The glossary has been created to clarify some of the more common terms used in our investment literature. We have made every effort to ensure that the terms are accurately described. The descriptions are, however, not definitive and may differ from other interpretations used.


  • Alpha measures the excess return generated by the fund compared to  the return of its benchmark.  An alpha of 1.0 indicates that the fund has outperformed its benchmark by 1%.
  • Average Coupon is the average of the interest rates (coupon) stated upon the issuance of the underlying securities.
  • Average Credit Rating measures the underlying securities’ credit quality, a rating assigned by credit rating agencies such as Fitch, Moody’s and/or Standard & Poor’s. The ratings typically range from AAA/Aaa (highest) to D (lowest). The higher the rating, the lower the perceived risk of a security.
  • Average Duration represents the average interest-rate sensitivity of the fund’s underlying securities.
  • Average Yield to Maturity is the average annual total return anticipated on a portfolio if the fixed income securities in the portfolio are held to maturity. The expected total return includes the coupon payments received during the term of a bond and its principal repayment upon maturity.
  • Beta measures the risk (volatility) of a fund compared to the market as a whole.  A beta of 1.05 suggests that the fund could perform 5% better than the market in up market and 5% worse in down market, assuming all other factors remain constant.
  • Bloomberg [Bloomberg Global Identifier (BBGID)] is a unique 12-digit alphanumerical code assigned to a Sub-Fund’s share class as a way to identify it on a Bloomberg Terminal.
  • Current Yield is the return an investor would expect if they purchased a fixed income security and held it for a year. It measures against the current price of the bond, instead of its face value.
  • Debt-to-Equity Ratio measures the proportion of debt and equity the company is using to finance assets. It is a measure of a company’s financial leverage and is calculated by dividing its total liabilities by shareholders equity.
  • Information Ratio measures the funds returns above the benchmark returns relative to the risk (volatility) of the returns. It is a measure that identifies the consistency of the manager to outperform the benchmark.  A manager who outperforms a benchmark by 3% p.a. will have a higher Information Ratio than a manager with the same outperformance but who takes more risk.
  • ISIN (International Securities Identification Number)  is a 12 digit code consisting of numbers and letters that distinctly identifies securities.
  • Modified Duration measures the interest-rate sensitivity by determining the change in a bond’s duration and price for each percentage change in the yield to maturity.
  • Net Asset Value (NAV) is the value of an entity/fund’s assets minus the value of its liabilities.
  • No. of Securities is a measure of the number of instruments the fund invests in.

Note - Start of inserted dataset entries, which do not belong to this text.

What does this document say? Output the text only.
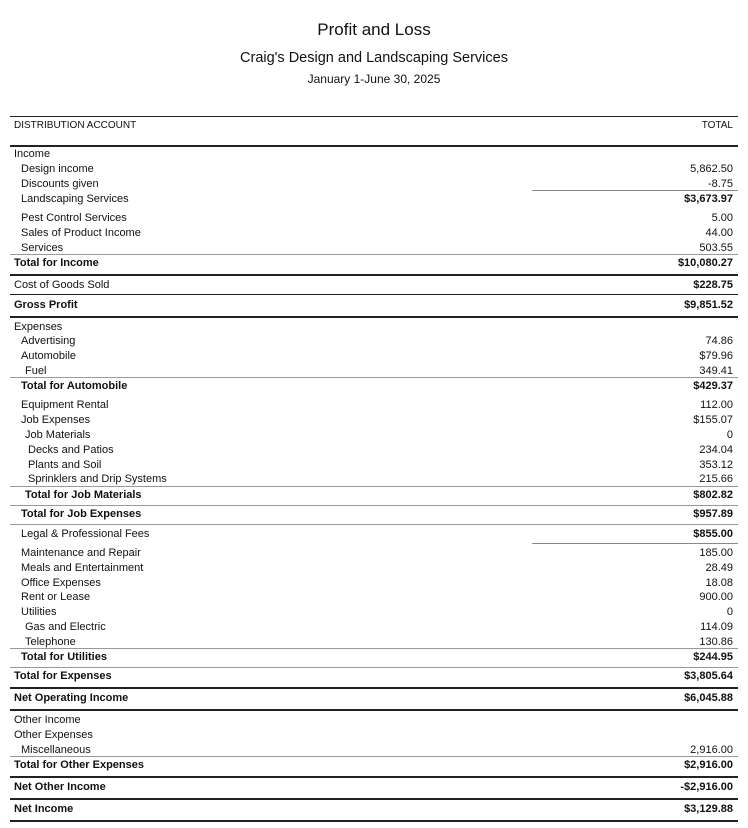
Profit and Loss
Craig's Design and Landscaping Services
January 1-June 30, 2025
DISTRIBUTION ACCOUNT	TOTAL
Income
Design income	5,862.50
Discounts given	-8.75
Landscaping Services	$3,673.97
Pest Control Services	5.00
Sales of Product Income	44.00
Services	503.55
Total for Income	$10,080.27
Cost of Goods Sold	$228.75
Gross Profit	$9,851.52
Expenses
Advertising	74.86
Automobile	$79.96
Fuel	349.41
Total for Automobile	$429.37
Equipment Rental	112.00
Job Expenses	$155.07
Job Materials	0
Decks and Patios	234.04
Plants and Soil	353.12
Sprinklers and Drip Systems	215.66
Total for Job Materials	$802.82
Total for Job Expenses	$957.89
Legal & Professional Fees	$855.00
Maintenance and Repair	185.00
Meals and Entertainment	28.49
Office Expenses	18.08
Rent or Lease	900.00
Utilities	0
Gas and Electric	114.09
Telephone	130.86
Total for Utilities	$244.95
Total for Expenses	$3,805.64
Net Operating Income	$6,045.88
Other Income
Other Expenses
Miscellaneous	2,916.00
Total for Other Expenses	$2,916.00
Net Other Income	-$2,916.00
Net Income	$3,129.88
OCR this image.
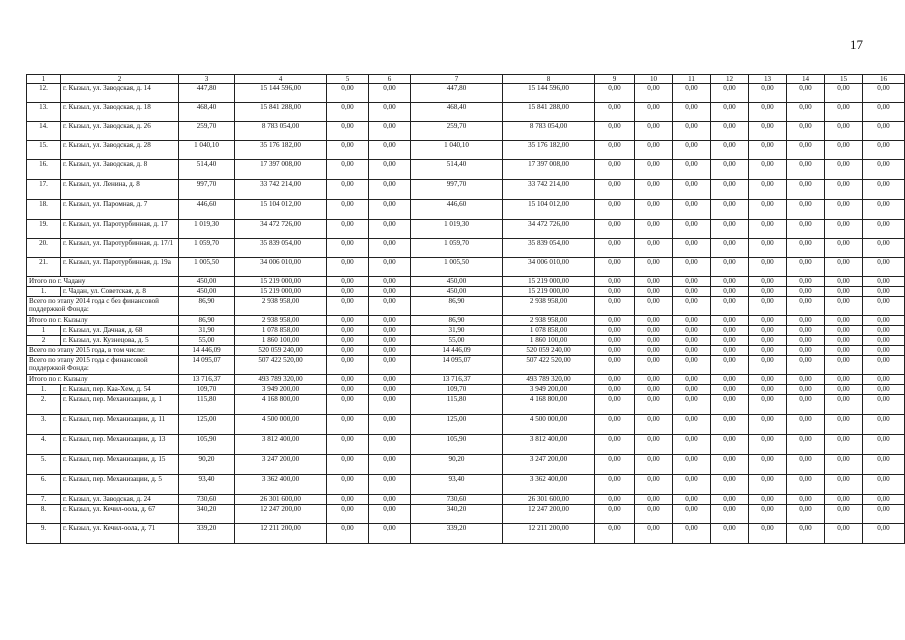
17
1	2	3	4	5	6	7	8	9	10	11	12	13	14	15	16
12.	г. Кызыл, ул. Заводская, д. 14	447,80	15 144 596,00	0,00	0,00	447,80	15 144 596,00	0,00	0,00	0,00	0,00	0,00	0,00	0,00	0,00
13.	г. Кызыл, ул. Заводская, д. 18	468,40	15 841 288,00	0,00	0,00	468,40	15 841 288,00	0,00	0,00	0,00	0,00	0,00	0,00	0,00	0,00
14.	г. Кызыл, ул. Заводская, д. 26	259,70	8 783 054,00	0,00	0,00	259,70	8 783 054,00	0,00	0,00	0,00	0,00	0,00	0,00	0,00	0,00
15.	г. Кызыл, ул. Заводская, д. 28	1 040,10	35 176 182,00	0,00	0,00	1 040,10	35 176 182,00	0,00	0,00	0,00	0,00	0,00	0,00	0,00	0,00
16.	г. Кызыл, ул. Заводская, д. 8	514,40	17 397 008,00	0,00	0,00	514,40	17 397 008,00	0,00	0,00	0,00	0,00	0,00	0,00	0,00	0,00
17.	г. Кызыл, ул. Ленина, д. 8	997,70	33 742 214,00	0,00	0,00	997,70	33 742 214,00	0,00	0,00	0,00	0,00	0,00	0,00	0,00	0,00
18.	г. Кызыл, ул. Паромная, д. 7	446,60	15 104 012,00	0,00	0,00	446,60	15 104 012,00	0,00	0,00	0,00	0,00	0,00	0,00	0,00	0,00
19.	г. Кызыл, ул. Паротурбинная, д. 17	1 019,30	34 472 726,00	0,00	0,00	1 019,30	34 472 726,00	0,00	0,00	0,00	0,00	0,00	0,00	0,00	0,00
20.	г. Кызыл, ул. Паротурбинная, д. 17/1	1 059,70	35 839 054,00	0,00	0,00	1 059,70	35 839 054,00	0,00	0,00	0,00	0,00	0,00	0,00	0,00	0,00
21.	г. Кызыл, ул. Паротурбинная, д. 19а	1 005,50	34 006 010,00	0,00	0,00	1 005,50	34 006 010,00	0,00	0,00	0,00	0,00	0,00	0,00	0,00	0,00
Итого по г. Чадану		450,00	15 219 000,00	0,00	0,00	450,00	15 219 000,00	0,00	0,00	0,00	0,00	0,00	0,00	0,00	0,00
1.	г. Чадан, ул. Советская, д. 8	450,00	15 219 000,00	0,00	0,00	450,00	15 219 000,00	0,00	0,00	0,00	0,00	0,00	0,00	0,00	0,00
Всего по этапу 2014 года с без финансовой поддержкой Фонда:		86,90	2 938 958,00	0,00	0,00	86,90	2 938 958,00	0,00	0,00	0,00	0,00	0,00	0,00	0,00	0,00
Итого по г. Кызылу		86,90	2 938 958,00	0,00	0,00	86,90	2 938 958,00	0,00	0,00	0,00	0,00	0,00	0,00	0,00	0,00
1	г. Кызыл, ул. Дачная, д. 68	31,90	1 078 858,00	0,00	0,00	31,90	1 078 858,00	0,00	0,00	0,00	0,00	0,00	0,00	0,00	0,00
2	г. Кызыл, ул. Кузнецова, д. 5	55,00	1 860 100,00	0,00	0,00	55,00	1 860 100,00	0,00	0,00	0,00	0,00	0,00	0,00	0,00	0,00
Всего по этапу 2015 года, в том числе:		14 446,09	520 059 240,00	0,00	0,00	14 446,09	520 059 240,00	0,00	0,00	0,00	0,00	0,00	0,00	0,00	0,00
Всего по этапу 2015 года с финансовой поддержкой Фонда:		14 095,07	507 422 520,00	0,00	0,00	14 095,07	507 422 520,00	0,00	0,00	0,00	0,00	0,00	0,00	0,00	0,00
Итого по г. Кызылу		13 716,37	493 789 320,00	0,00	0,00	13 716,37	493 789 320,00	0,00	0,00	0,00	0,00	0,00	0,00	0,00	0,00
1.	г. Кызыл, пер. Каа-Хем, д. 54	109,70	3 949 200,00	0,00	0,00	109,70	3 949 200,00	0,00	0,00	0,00	0,00	0,00	0,00	0,00	0,00
2.	г. Кызыл, пер. Механизации, д. 1	115,80	4 168 800,00	0,00	0,00	115,80	4 168 800,00	0,00	0,00	0,00	0,00	0,00	0,00	0,00	0,00
3.	г. Кызыл, пер. Механизации, д. 11	125,00	4 500 000,00	0,00	0,00	125,00	4 500 000,00	0,00	0,00	0,00	0,00	0,00	0,00	0,00	0,00
4.	г. Кызыл, пер. Механизации, д. 13	105,90	3 812 400,00	0,00	0,00	105,90	3 812 400,00	0,00	0,00	0,00	0,00	0,00	0,00	0,00	0,00
5.	г. Кызыл, пер. Механизации, д. 15	90,20	3 247 200,00	0,00	0,00	90,20	3 247 200,00	0,00	0,00	0,00	0,00	0,00	0,00	0,00	0,00
6.	г. Кызыл, пер. Механизации, д. 5	93,40	3 362 400,00	0,00	0,00	93,40	3 362 400,00	0,00	0,00	0,00	0,00	0,00	0,00	0,00	0,00
7.	г. Кызыл, ул. Заводская, д. 24	730,60	26 301 600,00	0,00	0,00	730,60	26 301 600,00	0,00	0,00	0,00	0,00	0,00	0,00	0,00	0,00
8.	г. Кызыл, ул. Кечил-оола, д. 67	340,20	12 247 200,00	0,00	0,00	340,20	12 247 200,00	0,00	0,00	0,00	0,00	0,00	0,00	0,00	0,00
9.	г. Кызыл, ул. Кечил-оола, д. 71	339,20	12 211 200,00	0,00	0,00	339,20	12 211 200,00	0,00	0,00	0,00	0,00	0,00	0,00	0,00	0,00
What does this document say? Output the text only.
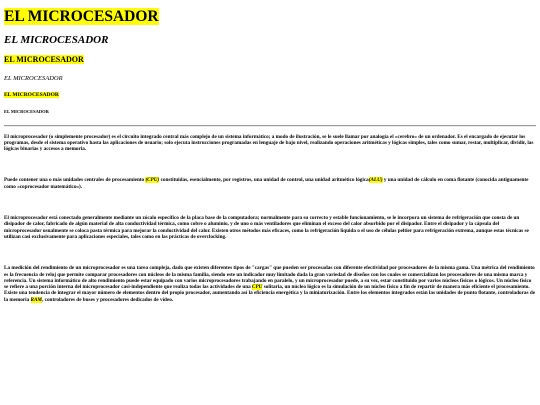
EL MICROCESADOR
EL MICROCESADOR
EL MICROCESADOR
EL MICROCESADOR
EL MICROCESADOR
EL MICROCESADOR

El microprocesador (o simplemente procesador) es el circuito integrado central más complejo de un sistema informático; a modo de ilustración, se le suele llamar por analogía el «cerebro» de un ordenador. Es el encargado de ejecutar los programas, desde el sistema operativo hasta las aplicaciones de usuario; solo ejecuta instrucciones programadas en lenguaje de bajo nivel, realizando operaciones aritméticas y lógicas simples, tales como sumar, restar, multiplicar, dividir, las lógicas binarias y accesos a memoria.

Puede contener una o más unidades centrales de procesamiento (CPU) constituidas, esencialmente, por registros, una unidad de control, una unidad aritmético lógica(ALU) y una unidad de cálculo en coma flotante (conocida antiguamente como «coprocesador matemático»).

El microprocesador está conectado generalmente mediante un zócalo específico de la placa base de la computadora; normalmente para su correcto y estable funcionamiento, se le incorpora un sistema de refrigeración que consta de un disipador de calor, fabricado de algún material de alta conductividad térmica, como cobre o aluminio, y de uno o más ventiladores que eliminan el exceso del calor absorbido por el disipador. Entre el disipador y la cápsula del microprocesador usualmente se coloca pasta térmica para mejorar la conductividad del calor. Existen otros métodos más eficaces, como la refrigeración líquida o el uso de células peltier para refrigeración extrema, aunque estas técnicas se utilizan casi exclusivamente para aplicaciones especiales, tales como en las prácticas de overclocking.

La medición del rendimiento de un microprocesador es una tarea compleja, dado que existen diferentes tipos de "cargas" que pueden ser procesadas con diferente efectividad por procesadores de la misma gama. Una métrica del rendimiento es la frecuencia de reloj que permite comparar procesadores con núcleos de la misma familia, siendo este un indicador muy limitado dada la gran variedad de diseños con los cuales se comercializan los procesadores de una misma marca y referencia. Un sistema informático de alto rendimiento puede estar equipado con varios microprocesadores trabajando en paralelo, y un microprocesador puede, a su vez, estar constituido por varios núcleos físicos o lógicos. Un núcleo físico se refiere a una porción interna del microprocesador casi-independiente que realiza todas las actividades de una CPU solitaria, un núcleo lógico es la simulación de un núcleo físico a fin de repartir de manera más eficiente el procesamiento. Existe una tendencia de integrar el mayor número de elementos dentro del propio procesador, aumentando así la eficiencia energética y la miniaturización. Entre los elementos integrados están las unidades de punto flotante, controladoras de la memoria RAM, controladores de buses y procesadores dedicados de vídeo.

  • Price-to-Earnings Ratio (P/E Ratio) is a ratio of a company’s current share price compare (EPS). A high PE will be considered a growth stock while a low PE will be considered a value stock. The P/E is sometimes referred to as the “multiple”, because it shows how much investors are willing to pay per unit of earnings.

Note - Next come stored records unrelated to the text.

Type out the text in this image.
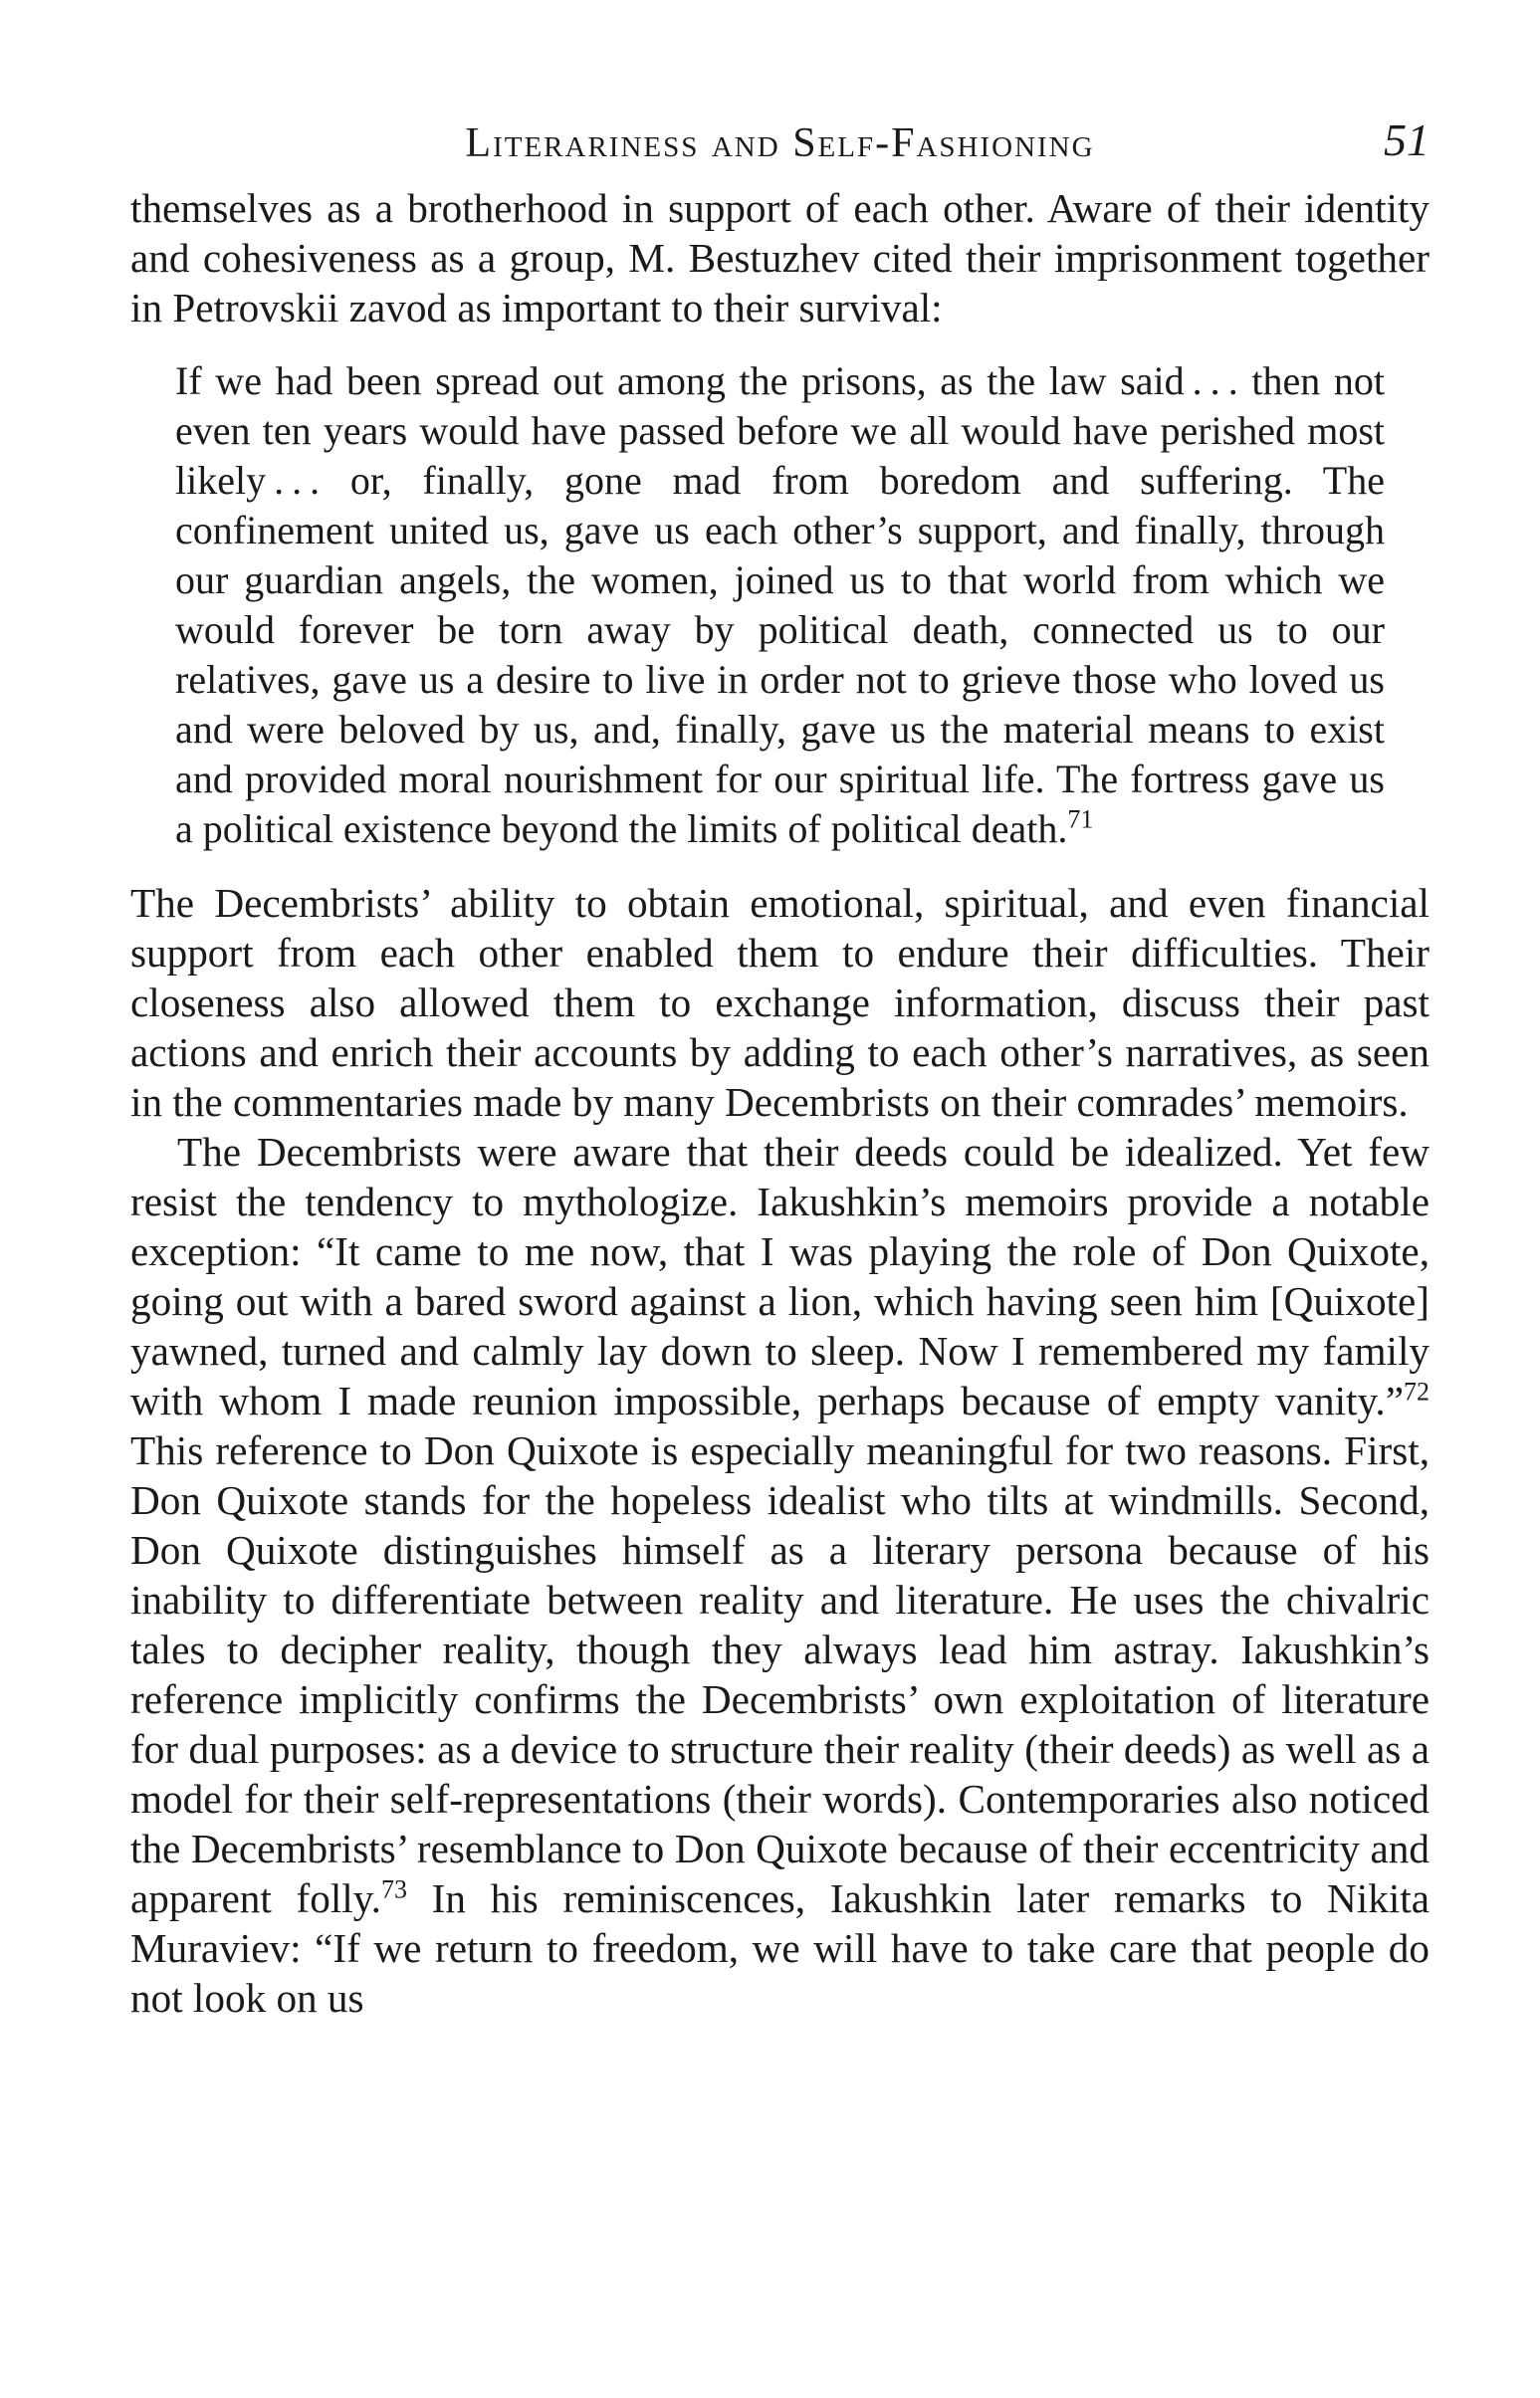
Literariness and Self-Fashioning	51

themselves as a brotherhood in support of each other. Aware of their identity and cohesiveness as a group, M. Bestuzhev cited their imprisonment together in Petrovskii zavod as important to their survival:

If we had been spread out among the prisons, as the law said . . . then not even ten years would have passed before we all would have perished most likely . . . or, finally, gone mad from boredom and suffering. The confinement united us, gave us each other’s support, and finally, through our guardian angels, the women, joined us to that world from which we would forever be torn away by political death, connected us to our relatives, gave us a desire to live in order not to grieve those who loved us and were beloved by us, and, finally, gave us the material means to exist and provided moral nourishment for our spiritual life. The fortress gave us a political existence beyond the limits of political death.$^{71}$

The Decembrists’ ability to obtain emotional, spiritual, and even financial support from each other enabled them to endure their difficulties. Their closeness also allowed them to exchange information, discuss their past actions and enrich their accounts by adding to each other’s narratives, as seen in the commentaries made by many Decembrists on their comrades’ memoirs.

The Decembrists were aware that their deeds could be idealized. Yet few resist the tendency to mythologize. Iakushkin’s memoirs provide a notable exception: “It came to me now, that I was playing the role of Don Quixote, going out with a bared sword against a lion, which having seen him [Quixote] yawned, turned and calmly lay down to sleep. Now I remembered my family with whom I made reunion impossible, perhaps because of empty vanity.”$^{72}$ This reference to Don Quixote is especially meaningful for two reasons. First, Don Quixote stands for the hopeless idealist who tilts at windmills. Second, Don Quixote distinguishes himself as a literary persona because of his inability to differentiate between reality and literature. He uses the chivalric tales to decipher reality, though they always lead him astray. Iakushkin’s reference implicitly confirms the Decembrists’ own exploitation of literature for dual purposes: as a device to structure their reality (their deeds) as well as a model for their self-representations (their words). Contemporaries also noticed the Decembrists’ resemblance to Don Quixote because of their eccentricity and apparent folly.$^{73}$ In his reminiscences, Iakushkin later remarks to Nikita Muraviev: “If we return to freedom, we will have to take care that people do not look on us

  • Price-to-Book Ratio (P/B Ratio) is a ratio used to compare a stock’s market value to its book value. It is calculated by dividing the current closing price of the stock by the latest quarter’s book value per share.
  • R Squared is a measure that represents the percentage of a fund returns that can be explained by movements in the benchmark. A high R-squared (>85) indicates the fund’s performance has been in line with the benchmark. A low R-squared (<75) indicates the fund’s performance has not been in line with the benchmark.
  • Return on Equity Ratio (ROE) measures a company’s profitability by revealing how much profit a company generates with the money shareholders have invested. It is calculated as the amount of net income as a percentage of shareholders equity.
  • Sharpe Ratio is the most common measure for calculating risk-adjusted return for a fund. The Sharpe ratio is the average return earned in excess of the risk-free rate per unit of risk (volatility).  The higher the Sharpe Ratio the better the returns compared to the risk taken.
  • Standard deviation is a basic measure of the fund risk, i.e. the volatility of the fund’s returns in relation to its average.  The higher the standard deviation, the more volatile is the fund’s returns.
  • Tracking Error is a measure of how closely a fund’s returns follows the benchmark returns.  The lower the number the closer the fund’s historic performance has followed its benchmark.
  • Weighted Average Life is the weighted average time of when an amortizing bond repays its principal.
  • Weighted Average Market Capitalization is a measure of the weighted average market capitalization of the company stock held in the portfolio.